I was curious about how G’MIC rounds at clipping boundaries; e.g., when saving the floating-point buffer to an integer PNG. In the stress test below, the command yields a PNG within the range of 1-255. If we remove one 9 digit from each value, the range shifts to 0-254.

gmic (.99999999,254.999999) -o tst.png tst.png

I guess, in practical terms, this doesn’t mean all that much. It is just that over time, there would be a clipping creep in the shadows in saves or in environments that aren’t by default floating-point.


#2

I believe that’s due to cast from float to int, which is in effect a truncate.
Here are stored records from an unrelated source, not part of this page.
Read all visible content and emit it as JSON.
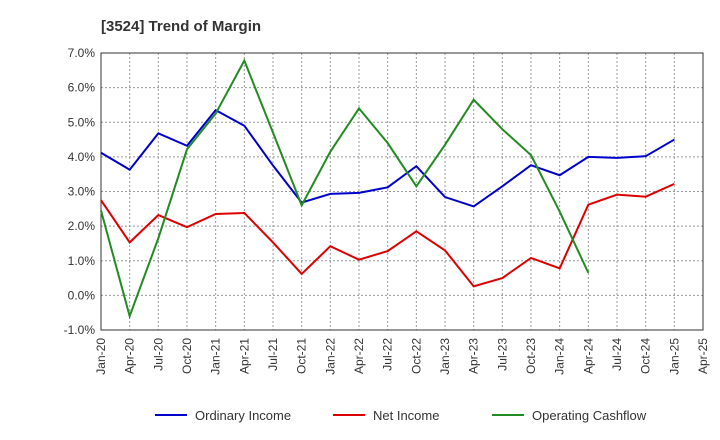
{
  "chart_data": {
    "type": "line",
    "title": "[3524]  Trend of Margin",
    "xlabel": "",
    "ylabel": "",
    "categories": [
      "Jan-20",
      "Apr-20",
      "Jul-20",
      "Oct-20",
      "Jan-21",
      "Apr-21",
      "Jul-21",
      "Oct-21",
      "Jan-22",
      "Apr-22",
      "Jul-22",
      "Oct-22",
      "Jan-23",
      "Apr-23",
      "Jul-23",
      "Oct-23",
      "Jan-24",
      "Apr-24",
      "Jul-24",
      "Oct-24",
      "Jan-25",
      "Apr-25"
    ],
    "y_ticks": [
      "7.0%",
      "6.0%",
      "5.0%",
      "4.0%",
      "3.0%",
      "2.0%",
      "1.0%",
      "0.0%",
      "-1.0%"
    ],
    "ylim": [
      -1.0,
      7.0
    ],
    "grid": true,
    "legend_position": "bottom",
    "series": [
      {
        "name": "Ordinary Income",
        "color": "#0000cc",
        "values": [
          4.12,
          3.63,
          4.68,
          4.32,
          5.35,
          4.9,
          3.75,
          2.68,
          2.93,
          2.96,
          3.12,
          3.73,
          2.84,
          2.57,
          3.15,
          3.76,
          3.47,
          4.0,
          3.97,
          4.02,
          4.5,
          null
        ]
      },
      {
        "name": "Net Income",
        "color": "#dd0000",
        "values": [
          2.75,
          1.53,
          2.32,
          1.97,
          2.35,
          2.38,
          1.53,
          0.62,
          1.42,
          1.03,
          1.28,
          1.85,
          1.3,
          0.26,
          0.5,
          1.08,
          0.78,
          2.62,
          2.91,
          2.85,
          3.22,
          null
        ]
      },
      {
        "name": "Operating Cashflow",
        "color": "#228b22",
        "values": [
          2.45,
          -0.6,
          1.65,
          4.22,
          5.25,
          6.78,
          4.7,
          2.6,
          4.15,
          5.4,
          4.4,
          3.15,
          4.35,
          5.65,
          4.8,
          4.05,
          2.42,
          0.65,
          null,
          null,
          null,
          null
        ]
      }
    ]
  }
}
Filters do have the option of using “-round 1” but that’s left entirely to the author.


(David Tschumperlé) #3

@garagecoder is right. If the output image format manages only (unsigned) integer values, then a simple C-style cast is performed when saving the image data.

Command -round can be used to avoid that, and is not done by default because it takes times, and doing it by default would also try to round values that maybe do not need to be rounded after all (if all your image pixels are already integer values for instance). A cast is the minimal necessary operation that has to be done.


(David Tschumperlé) #4

That also explains why in some subtle cases, you may get strange pixels saved, when your values are outside the supported range [0,255] (or [0,65535] in 16bits PNG).
For instance, a value of -1 will be cast as 255 (so a low pixel value becomes a bright pixel!), or why 256 will be converted as 0 (the opposite effect), when saving an image into a 8 bits file format.
When saving a file, it’s not a bad idea to add commands -round -cut 0,255 to make sure your initial float-valued pixels will fit well with the file format constraints.